Estudios de neuroimagen
La resonancia magnética cerebral es el estudio de elección en la mayoría de los pacientes. Permite identificar atrofia cerebral, enfermedad vascular, tumores, hidrocefalia u otras alteraciones estructurales.
En algunos casos específicos también pueden utilizarse tomografía computarizada, PET cerebral o SPECT.
Biomarcadores para enfermedad de Alzheimer
Actualmente existen biomarcadores que permiten detectar cambios característicos de la enfermedad incluso en etapas tempranas.
Entre ellos destacan:
-
Relación beta amiloide 42/40.
-
Proteína pTau217.
-
PET amiloide.
-
Estudio del líquido cefalorraquídeo.
Estas pruebas son especialmente útiles cuando existe deterioro cognitivo leve o dudas diagnósticas, y permiten identificar a los pacientes que podrían beneficiarse de tratamientos específicos.
¿Todas las pérdidas de memoria significan Alzheimer?
No.

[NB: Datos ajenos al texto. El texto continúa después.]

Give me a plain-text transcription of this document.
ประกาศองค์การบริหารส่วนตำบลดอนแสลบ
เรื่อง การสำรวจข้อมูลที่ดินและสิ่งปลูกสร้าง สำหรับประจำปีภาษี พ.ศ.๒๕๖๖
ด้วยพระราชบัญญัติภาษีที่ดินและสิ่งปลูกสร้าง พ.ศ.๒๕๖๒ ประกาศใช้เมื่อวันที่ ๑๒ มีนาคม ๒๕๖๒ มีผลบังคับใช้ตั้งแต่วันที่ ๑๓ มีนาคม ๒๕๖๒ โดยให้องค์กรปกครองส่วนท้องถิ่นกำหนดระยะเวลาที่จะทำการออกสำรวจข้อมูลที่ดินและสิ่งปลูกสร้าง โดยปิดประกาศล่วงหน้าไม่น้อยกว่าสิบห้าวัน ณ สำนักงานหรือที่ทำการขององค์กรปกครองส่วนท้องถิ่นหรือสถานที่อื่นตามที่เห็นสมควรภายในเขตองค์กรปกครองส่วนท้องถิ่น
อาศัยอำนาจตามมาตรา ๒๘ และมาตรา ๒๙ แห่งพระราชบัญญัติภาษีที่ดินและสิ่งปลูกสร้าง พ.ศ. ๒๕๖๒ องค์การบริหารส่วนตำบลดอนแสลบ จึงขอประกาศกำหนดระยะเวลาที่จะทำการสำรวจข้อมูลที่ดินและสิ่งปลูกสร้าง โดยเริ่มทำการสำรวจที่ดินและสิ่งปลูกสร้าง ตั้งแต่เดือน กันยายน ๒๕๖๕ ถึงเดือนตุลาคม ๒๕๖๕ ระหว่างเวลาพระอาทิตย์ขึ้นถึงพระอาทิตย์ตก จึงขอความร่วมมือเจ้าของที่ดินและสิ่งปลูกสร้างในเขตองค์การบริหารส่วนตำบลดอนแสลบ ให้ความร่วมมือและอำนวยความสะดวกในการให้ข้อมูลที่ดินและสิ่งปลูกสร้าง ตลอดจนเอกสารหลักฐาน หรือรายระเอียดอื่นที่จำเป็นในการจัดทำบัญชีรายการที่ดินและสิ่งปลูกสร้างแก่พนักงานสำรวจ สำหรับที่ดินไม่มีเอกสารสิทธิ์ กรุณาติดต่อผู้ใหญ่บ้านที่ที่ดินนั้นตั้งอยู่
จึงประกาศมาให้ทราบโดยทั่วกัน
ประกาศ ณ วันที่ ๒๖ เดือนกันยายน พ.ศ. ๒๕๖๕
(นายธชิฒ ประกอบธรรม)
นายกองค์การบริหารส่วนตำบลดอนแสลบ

Existen múltiples enfermedades que pueden producir problemas de memoria, incluyendo depresión, ansiedad, trastornos del sueño, apnea obstructiva del sueño, déficit de vitaminas, efectos secundarios de medicamentos, enfermedades metabólicas y alteraciones tiroideas.
Por esta razón, una evaluación médica completa es fundamental antes de establecer un diagnóstico definitivo.
¿Existe tratamiento?
Aunque muchas demencias aún no tienen una cura definitiva, hoy contamos con tratamientos que pueden ralentizar la progresión de la enfermedad, controlar síntomas y mejorar la calidad de vida.
El tratamiento puede incluir:
-
Medicamentos para mejorar la función cognitiva.
-
Terapias dirigidas contra la enfermedad de Alzheimer en pacientes seleccionados.
-
Control estricto de factores de riesgo cardiovascular.
-
Ejercicio físico regular.
-
Estimulación cognitiva.
-
Alimentación saludable, preferiblemente basada en la dieta mediterránea.
-
Tratamiento de trastornos del sueño, ansiedad o depresión cuando están presentes.
-
Educación y apoyo para la familia y los cuidadores.
La importancia del diagnóstico temprano
Detectar una demencia en sus primeras etapas permite iniciar tratamientos oportunamente, planificar el futuro, mantener la independencia durante más tiempo y mejorar la calidad de vida tanto del paciente como de su familia.
Si usted o un familiar presenta problemas de memoria, cambios en el pensamiento o dificultades para realizar actividades habituales, una valoración geriátrica especializada puede ayudar a identificar la causa y ofrecer las mejores opciones de tratamiento disponibles.